Граната ударила в центр двери, и изо всех щелей башни рвануло пламя.
– Ты гляди, а! Небольшая штуковина вроде, а что творит! – восхитился морпех, который принес фаустпатроны. – Теперь я, ты подскажи только…
Игорь показал, как пользоваться фаустпатроном. Еще несколько братишек внимательно наблюдали за его действиями. Оружие компактное, но мощное, в наших войсках аналогов ему не было. А знания за плечами не носить, вдруг пригодятся?
Морпех кивнул:
– Понял! Разойдись! – и сам выстрелил по двери. Правда, угодил в самый верх, но эффект оказался не хуже. Рвануло пламя, дверь сорвало с петель, и она с тяжким грохотом свалилась на бетон.
Морпехи рванулись к башне. Вбежав, они увидели трупы, тлеющую одежду на них. Горело все, что только могло гореть…
И вдруг раздался истошный крик одного из морпехов:
– Разбегайся, братва! На лотке снаряд лежит, а рядом горит что-то!
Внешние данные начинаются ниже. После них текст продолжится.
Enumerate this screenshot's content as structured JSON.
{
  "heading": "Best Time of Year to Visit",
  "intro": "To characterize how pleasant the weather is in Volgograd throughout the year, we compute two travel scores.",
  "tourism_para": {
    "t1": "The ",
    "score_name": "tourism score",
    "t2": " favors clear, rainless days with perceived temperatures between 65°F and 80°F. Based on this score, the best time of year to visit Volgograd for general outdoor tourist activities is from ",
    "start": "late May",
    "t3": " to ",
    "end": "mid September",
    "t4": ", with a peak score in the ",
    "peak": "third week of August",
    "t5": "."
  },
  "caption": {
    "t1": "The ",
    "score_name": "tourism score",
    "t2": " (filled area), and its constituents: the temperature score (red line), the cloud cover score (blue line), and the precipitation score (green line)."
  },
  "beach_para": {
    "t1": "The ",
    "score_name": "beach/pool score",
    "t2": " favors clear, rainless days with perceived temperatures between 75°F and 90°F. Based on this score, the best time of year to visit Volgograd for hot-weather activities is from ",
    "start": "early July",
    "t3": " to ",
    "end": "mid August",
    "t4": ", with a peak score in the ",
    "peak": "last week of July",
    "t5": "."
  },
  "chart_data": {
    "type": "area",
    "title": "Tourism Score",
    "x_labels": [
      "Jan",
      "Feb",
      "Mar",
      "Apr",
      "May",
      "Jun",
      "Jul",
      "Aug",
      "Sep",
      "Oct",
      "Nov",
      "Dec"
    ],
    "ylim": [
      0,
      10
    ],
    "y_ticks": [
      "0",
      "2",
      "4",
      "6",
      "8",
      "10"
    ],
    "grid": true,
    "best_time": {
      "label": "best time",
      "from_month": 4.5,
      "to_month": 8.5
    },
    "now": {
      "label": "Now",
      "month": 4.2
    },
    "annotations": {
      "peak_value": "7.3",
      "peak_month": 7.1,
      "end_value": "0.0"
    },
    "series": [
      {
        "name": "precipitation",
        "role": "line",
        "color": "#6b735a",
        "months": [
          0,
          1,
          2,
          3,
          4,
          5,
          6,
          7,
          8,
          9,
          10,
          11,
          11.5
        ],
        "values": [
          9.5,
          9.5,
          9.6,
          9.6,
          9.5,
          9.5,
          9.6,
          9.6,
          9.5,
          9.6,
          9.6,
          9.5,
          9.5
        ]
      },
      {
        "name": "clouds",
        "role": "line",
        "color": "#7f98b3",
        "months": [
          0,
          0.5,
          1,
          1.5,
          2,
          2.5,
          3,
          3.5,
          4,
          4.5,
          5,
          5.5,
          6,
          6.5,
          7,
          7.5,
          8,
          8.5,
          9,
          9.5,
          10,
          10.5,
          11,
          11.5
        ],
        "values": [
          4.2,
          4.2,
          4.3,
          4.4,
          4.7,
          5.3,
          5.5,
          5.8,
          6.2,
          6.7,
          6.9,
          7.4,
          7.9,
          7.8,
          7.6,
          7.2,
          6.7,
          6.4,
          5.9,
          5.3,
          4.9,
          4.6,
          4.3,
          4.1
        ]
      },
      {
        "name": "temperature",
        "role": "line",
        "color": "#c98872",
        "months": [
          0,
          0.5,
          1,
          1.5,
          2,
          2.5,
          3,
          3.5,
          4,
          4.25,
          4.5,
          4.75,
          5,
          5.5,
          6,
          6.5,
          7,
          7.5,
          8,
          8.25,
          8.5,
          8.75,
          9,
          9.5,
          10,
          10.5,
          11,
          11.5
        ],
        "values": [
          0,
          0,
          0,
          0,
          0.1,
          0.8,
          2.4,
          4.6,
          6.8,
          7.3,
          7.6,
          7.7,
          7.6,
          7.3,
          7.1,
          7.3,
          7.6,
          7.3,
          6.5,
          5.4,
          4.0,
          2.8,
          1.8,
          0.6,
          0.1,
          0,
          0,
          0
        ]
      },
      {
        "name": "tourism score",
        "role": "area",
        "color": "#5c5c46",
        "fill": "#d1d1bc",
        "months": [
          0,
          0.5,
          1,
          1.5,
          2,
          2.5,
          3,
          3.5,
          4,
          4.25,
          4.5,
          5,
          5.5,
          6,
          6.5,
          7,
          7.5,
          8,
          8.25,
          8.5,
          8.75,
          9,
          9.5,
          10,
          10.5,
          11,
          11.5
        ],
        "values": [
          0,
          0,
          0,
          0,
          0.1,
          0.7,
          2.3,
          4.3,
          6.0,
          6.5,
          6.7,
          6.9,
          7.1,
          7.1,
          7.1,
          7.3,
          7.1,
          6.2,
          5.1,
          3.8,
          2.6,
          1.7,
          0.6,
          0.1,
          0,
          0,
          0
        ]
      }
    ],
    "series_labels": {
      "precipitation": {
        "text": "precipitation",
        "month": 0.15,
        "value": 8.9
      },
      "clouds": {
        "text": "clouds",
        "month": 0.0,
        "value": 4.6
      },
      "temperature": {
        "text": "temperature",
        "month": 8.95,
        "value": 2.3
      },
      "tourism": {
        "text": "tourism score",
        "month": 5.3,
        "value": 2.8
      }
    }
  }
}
Морпехи побежали в разные стороны.
Снаряд был крупнокалиберный, и если рванет, мало никому не покажется. Но отбежать на безопасное расстояние успели не все…
Снаряд взорвался в башне. Грохот, огонь, желтый от тротила дым… Башню подбросило и опрокинуло набок.
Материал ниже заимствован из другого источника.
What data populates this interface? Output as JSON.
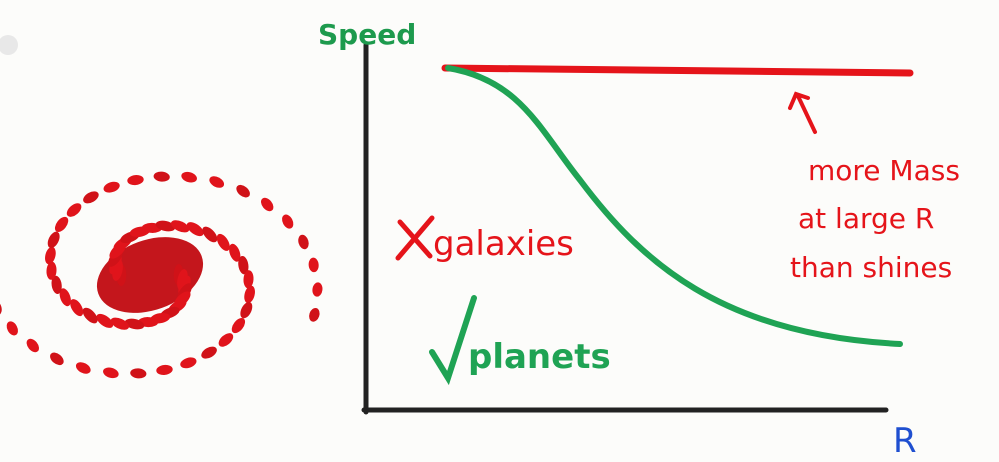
{
  "axes": {
    "y_label": "Speed",
    "x_label": "R"
  },
  "labels": {
    "galaxies": "galaxies",
    "planets": "planets"
  },
  "annotation": {
    "lines": [
      "more Mass",
      "at large R",
      "than shines"
    ]
  }
}
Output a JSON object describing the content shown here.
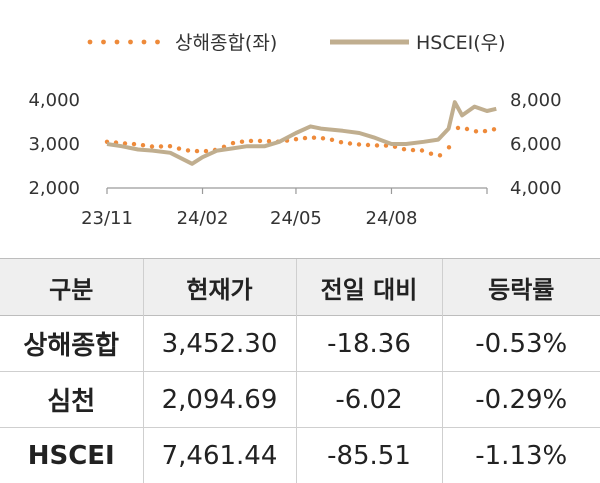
{
  "chart_data": {
    "type": "line",
    "legend": [
      "상해종합(좌)",
      "HSCEI(우)"
    ],
    "legend_position": "top",
    "x_tick_labels": [
      "23/11",
      "24/02",
      "24/05",
      "24/08"
    ],
    "x_range": [
      "2023-11",
      "2024-11"
    ],
    "y_left": {
      "ticks": [
        "4,000",
        "3,000",
        "2,000"
      ],
      "range": [
        2000,
        4000
      ]
    },
    "y_right": {
      "ticks": [
        "8,000",
        "6,000",
        "4,000"
      ],
      "range": [
        4000,
        8000
      ]
    },
    "grid": false,
    "series": [
      {
        "name": "상해종합(좌)",
        "axis": "left",
        "style": "dotted",
        "color": "#ee8a3a",
        "x": [
          "2023-11-01",
          "2023-11-15",
          "2023-12-01",
          "2023-12-15",
          "2024-01-01",
          "2024-01-15",
          "2024-02-01",
          "2024-02-15",
          "2024-03-01",
          "2024-03-15",
          "2024-04-01",
          "2024-04-15",
          "2024-05-01",
          "2024-05-15",
          "2024-06-01",
          "2024-06-15",
          "2024-07-01",
          "2024-07-15",
          "2024-08-01",
          "2024-08-15",
          "2024-09-01",
          "2024-09-15",
          "2024-09-25",
          "2024-10-01",
          "2024-10-08",
          "2024-10-15",
          "2024-10-25",
          "2024-11-01",
          "2024-11-10"
        ],
        "values": [
          3050,
          3020,
          2990,
          2940,
          2950,
          2860,
          2830,
          2870,
          3020,
          3070,
          3070,
          3050,
          3110,
          3150,
          3120,
          3030,
          2990,
          2970,
          2960,
          2870,
          2850,
          2710,
          2900,
          3270,
          3490,
          3270,
          3300,
          3290,
          3350
        ]
      },
      {
        "name": "HSCEI(우)",
        "axis": "right",
        "style": "solid",
        "color": "#c0ae8f",
        "x": [
          "2023-11-01",
          "2023-11-15",
          "2023-12-01",
          "2023-12-15",
          "2024-01-01",
          "2024-01-22",
          "2024-02-01",
          "2024-02-15",
          "2024-03-01",
          "2024-03-15",
          "2024-04-01",
          "2024-04-15",
          "2024-05-01",
          "2024-05-15",
          "2024-05-25",
          "2024-06-15",
          "2024-07-01",
          "2024-07-15",
          "2024-08-01",
          "2024-08-15",
          "2024-09-01",
          "2024-09-15",
          "2024-09-25",
          "2024-10-01",
          "2024-10-08",
          "2024-10-20",
          "2024-11-01",
          "2024-11-10"
        ],
        "values": [
          6000,
          5900,
          5750,
          5700,
          5600,
          5100,
          5400,
          5700,
          5800,
          5900,
          5900,
          6100,
          6500,
          6800,
          6700,
          6600,
          6500,
          6300,
          6000,
          6000,
          6100,
          6200,
          6700,
          7900,
          7300,
          7700,
          7500,
          7600
        ]
      }
    ]
  },
  "table": {
    "headers": [
      "구분",
      "현재가",
      "전일 대비",
      "등락률"
    ],
    "rows": [
      [
        "상해종합",
        "3,452.30",
        "-18.36",
        "-0.53%"
      ],
      [
        "심천",
        "2,094.69",
        "-6.02",
        "-0.29%"
      ],
      [
        "HSCEI",
        "7,461.44",
        "-85.51",
        "-1.13%"
      ]
    ]
  }
}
Ударной волной Игоря ударило в спину, он упал и потерял сознание. Как ему показалось – ненадолго.
Открыв глаза, он с удивлением увидел над собой белый потолок. Догадался – он в госпитале. Но почему в лицо бьет яркий свет лампы, а над ним склонился врач в белом халате и маске?
– Вам нехорошо? Вы же говорили – аллергии на анестетики у вас нет?
– Не было. – Игорь едва шевелил занемевшими губами.
– Мне недолго осталось, потерпите.
В голове у Игоря был полный сумбур. А где морпехи, Пиллау? Отец привел его в стоматологическую клинику, но это было так давно! Или не было, или все это ему привиделось из-за той же анестезии? Да все равно, главное – жив!